Of the hundreds of people Geniene Mairata has supported as a grief counsellor for bereavement and trauma support charity Miners’ Promise, she cannot think of one who hasn’t experienced feeling a connection or sign from beyond the grave.

“It is such a powerful comfort to people’s healing,” Mairata says. “We are continuing the bond with that person and through the signs, it is a tangible way to do that in a physical world.”

In grief, life draws the eye towards life and Mairata says people most often see the signs in music, numbers, nature and animals.

“There is often an animal and a connection with nature, because I think that [represents] new life.”

Broom also describes the role of culture and symbolism in shaping how grief is experienced.
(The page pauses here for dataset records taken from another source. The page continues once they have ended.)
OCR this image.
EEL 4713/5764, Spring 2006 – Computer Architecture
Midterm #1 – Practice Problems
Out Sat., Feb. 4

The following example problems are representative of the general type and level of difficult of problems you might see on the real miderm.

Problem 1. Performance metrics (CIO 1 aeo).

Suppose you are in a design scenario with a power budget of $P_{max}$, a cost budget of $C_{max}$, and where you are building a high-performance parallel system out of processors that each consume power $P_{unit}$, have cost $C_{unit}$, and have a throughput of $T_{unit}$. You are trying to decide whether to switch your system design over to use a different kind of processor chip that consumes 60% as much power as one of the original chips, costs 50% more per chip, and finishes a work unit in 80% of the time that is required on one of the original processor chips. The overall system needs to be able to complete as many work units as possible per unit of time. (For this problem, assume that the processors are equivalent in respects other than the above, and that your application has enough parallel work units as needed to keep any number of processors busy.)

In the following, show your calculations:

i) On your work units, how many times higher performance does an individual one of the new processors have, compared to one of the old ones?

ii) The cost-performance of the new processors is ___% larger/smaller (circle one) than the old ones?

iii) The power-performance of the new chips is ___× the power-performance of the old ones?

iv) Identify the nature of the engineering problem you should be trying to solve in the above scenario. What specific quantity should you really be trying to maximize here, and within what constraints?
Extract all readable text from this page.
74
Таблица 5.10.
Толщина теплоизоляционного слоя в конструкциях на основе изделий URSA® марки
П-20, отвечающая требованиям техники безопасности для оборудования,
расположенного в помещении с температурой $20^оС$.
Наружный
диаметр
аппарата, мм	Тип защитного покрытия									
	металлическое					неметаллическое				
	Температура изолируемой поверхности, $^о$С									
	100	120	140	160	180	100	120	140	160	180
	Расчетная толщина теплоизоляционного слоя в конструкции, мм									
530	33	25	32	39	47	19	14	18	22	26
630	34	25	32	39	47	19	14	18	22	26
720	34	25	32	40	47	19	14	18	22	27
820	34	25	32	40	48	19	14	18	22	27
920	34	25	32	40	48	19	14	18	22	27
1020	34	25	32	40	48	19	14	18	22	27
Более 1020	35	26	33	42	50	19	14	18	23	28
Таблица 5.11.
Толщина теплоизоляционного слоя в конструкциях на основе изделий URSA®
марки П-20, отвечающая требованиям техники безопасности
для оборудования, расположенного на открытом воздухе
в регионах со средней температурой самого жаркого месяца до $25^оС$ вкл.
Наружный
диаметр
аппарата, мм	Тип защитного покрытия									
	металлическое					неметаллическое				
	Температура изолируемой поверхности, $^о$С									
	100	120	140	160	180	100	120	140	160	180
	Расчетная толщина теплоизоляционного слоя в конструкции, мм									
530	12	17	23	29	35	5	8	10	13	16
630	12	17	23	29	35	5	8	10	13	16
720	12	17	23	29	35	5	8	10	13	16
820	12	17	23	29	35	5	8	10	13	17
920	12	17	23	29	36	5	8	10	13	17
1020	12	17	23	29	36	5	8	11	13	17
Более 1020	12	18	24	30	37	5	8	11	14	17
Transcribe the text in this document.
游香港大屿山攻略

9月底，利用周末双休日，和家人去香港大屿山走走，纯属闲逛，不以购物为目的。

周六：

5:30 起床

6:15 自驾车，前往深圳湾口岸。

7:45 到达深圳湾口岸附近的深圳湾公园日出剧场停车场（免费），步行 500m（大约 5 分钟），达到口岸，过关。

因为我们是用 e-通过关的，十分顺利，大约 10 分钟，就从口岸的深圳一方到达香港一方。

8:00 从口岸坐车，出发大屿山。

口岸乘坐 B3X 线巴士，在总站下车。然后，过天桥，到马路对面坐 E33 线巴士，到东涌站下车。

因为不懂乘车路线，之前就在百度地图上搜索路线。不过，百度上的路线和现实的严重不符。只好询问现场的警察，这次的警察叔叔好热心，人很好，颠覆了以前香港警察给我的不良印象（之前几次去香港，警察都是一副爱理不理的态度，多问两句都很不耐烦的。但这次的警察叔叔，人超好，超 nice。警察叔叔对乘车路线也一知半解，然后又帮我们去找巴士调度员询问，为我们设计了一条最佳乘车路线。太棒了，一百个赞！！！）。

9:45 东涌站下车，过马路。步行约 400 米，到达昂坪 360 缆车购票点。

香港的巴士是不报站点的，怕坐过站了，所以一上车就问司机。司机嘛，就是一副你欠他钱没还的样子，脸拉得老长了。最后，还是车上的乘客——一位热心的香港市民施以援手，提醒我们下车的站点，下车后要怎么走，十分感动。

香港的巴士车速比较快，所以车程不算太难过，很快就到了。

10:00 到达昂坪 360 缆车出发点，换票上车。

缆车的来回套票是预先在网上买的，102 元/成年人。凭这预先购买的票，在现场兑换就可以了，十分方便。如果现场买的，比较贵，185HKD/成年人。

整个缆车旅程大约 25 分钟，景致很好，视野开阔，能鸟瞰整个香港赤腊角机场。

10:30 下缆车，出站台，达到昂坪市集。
Gardens, nature and sensory cues often activate a memory or emotion and may reflect a deeper human need to connect and understand the world.

“When we talk about Australia, acknowledgment of country for instance, we are talking about acknowledging our interconnectedness, among many other things with land, water, people and ancestors,” Broom says.

Breen says it is important for people to come to their own conclusions about what is happening when a magpie tilts its head at just the right moment, or a favourite song comes on the radio at the precise second someone needs to hear it.

But she cautions that grieving people can be vulnerable to exploitation and should be wary of psychics, mediums and various online operators working to monetise a longing for connection.

Ruth passed on 24 March, but before she died, we agreed that “Daddy Long” should be our code word should a clairvoyant ever come into my orbit. I can reveal the code here as I am not one to seek such services.

But what I do know is that when I am in the ocean surfing, I will glance to the sky and if something rude appears in the clouds, I’ll assume she’s keeping her end of the deal.